There are plenty of franchises out there that I would love to see make a return. But The Legend of Dragoon has always been one of my favorite games since I played it and I would love to see a sequel or even a remake. Especially since the number of Japanese RPGs have dwindled this generation compared to past consoles. And no other genre engages me the same way a Japanese RPG does.

 

Adnan Riaz

Staff Writer

Alan Wake

Personally, Alan Wake was one of the most thought-provoking titles I have experienced. I randomly picked the game up knowing very little about it or what to expect; all I can say is that I was completely engrossed upon finishing the game. The horror elements that Alan Wake played upon were absolutely terrifying and replicated the experience that the classics Resident Evil and Silent Hill once offered. Remedy described the game as “the mind of a psychological thriller” and “the body of a cinematic action game put together” which is what I can best describe as the experience of the player as well. The narrative was absolutely incredible with Alan dictating the player through the dark mystery he was trying to unravel. The gameplay was interesting, slightly repetitive at times but it kept players on edge especially when a horde of enemies flocked towards them and they had to fend them off using their trusty torch and revolver.

Alan Wake

Alan Wake brought together elements of film and television which complemented the game quite nicely. Stephen King served as a huge influence for the title and little homages are placed within the game, including a reference to The Shinning. The Night Springs, which are seen constantly on the television sets throughout the game, serve as a reference to The Twilight Zone, adding to the spine-chilling environment. I am someone who is deeply into their film and television so this was something which I welcomed and enjoyed in the game.

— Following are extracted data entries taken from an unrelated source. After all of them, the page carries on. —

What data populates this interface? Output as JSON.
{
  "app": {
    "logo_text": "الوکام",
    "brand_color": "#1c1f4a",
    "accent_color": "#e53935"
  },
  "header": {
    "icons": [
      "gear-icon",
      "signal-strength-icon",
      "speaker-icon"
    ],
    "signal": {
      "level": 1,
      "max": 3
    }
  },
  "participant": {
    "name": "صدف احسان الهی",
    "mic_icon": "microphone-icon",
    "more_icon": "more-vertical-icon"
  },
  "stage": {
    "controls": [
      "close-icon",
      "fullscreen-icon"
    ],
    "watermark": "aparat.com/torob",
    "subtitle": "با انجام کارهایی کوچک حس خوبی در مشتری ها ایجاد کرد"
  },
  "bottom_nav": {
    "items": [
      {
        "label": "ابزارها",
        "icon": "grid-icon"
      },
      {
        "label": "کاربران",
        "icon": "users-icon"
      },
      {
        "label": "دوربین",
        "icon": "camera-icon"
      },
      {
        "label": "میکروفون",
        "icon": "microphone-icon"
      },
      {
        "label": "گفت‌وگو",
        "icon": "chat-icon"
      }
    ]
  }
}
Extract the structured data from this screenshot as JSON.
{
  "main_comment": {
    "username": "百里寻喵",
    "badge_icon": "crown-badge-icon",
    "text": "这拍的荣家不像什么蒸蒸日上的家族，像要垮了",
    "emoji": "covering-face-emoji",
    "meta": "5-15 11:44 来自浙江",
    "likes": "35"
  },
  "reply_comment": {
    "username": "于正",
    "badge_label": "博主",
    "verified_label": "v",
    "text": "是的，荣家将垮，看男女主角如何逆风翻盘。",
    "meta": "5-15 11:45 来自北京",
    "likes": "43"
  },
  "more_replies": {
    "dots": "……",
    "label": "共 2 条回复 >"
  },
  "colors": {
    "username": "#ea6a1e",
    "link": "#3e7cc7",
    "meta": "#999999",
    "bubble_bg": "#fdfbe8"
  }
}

As someone who bought the game and both DLC pieces (The Signal and The Writer), I am still anticipating the next installment in the series.  Alan Wake’s American Nightmare was announced and released for Xbox Live Arcade in 2012 but it served merely as a spin-off title. Alan Wake 2 has been confirmed but it is yet to be put into development and with the more time that passes, it seems less likely to happen. Remedy announced its new game for the Xbox One in May 2013 called Quantum Break. I’m excited to see what the title has to offer but the news no doubt about it has shunned Alan Wake 2 further away. The game’s success could lead to a Quantum Break 2 which would put Alan Wake 2 on an indefinite halt.

Reboots tend to receive a negative reception, so I am very skeptical when they are announced, for either games or films. I have enjoyed some titles which have thrived on their re-development and success such as Tomb Raider and Mortal Kombat but others have suffered deeply like Duke Nukem: Forever. I wouldn’t mind seeing a re-boot of the Crash Bandicoot franchise but at the moment I want to see sequels, especially for Alan Wake.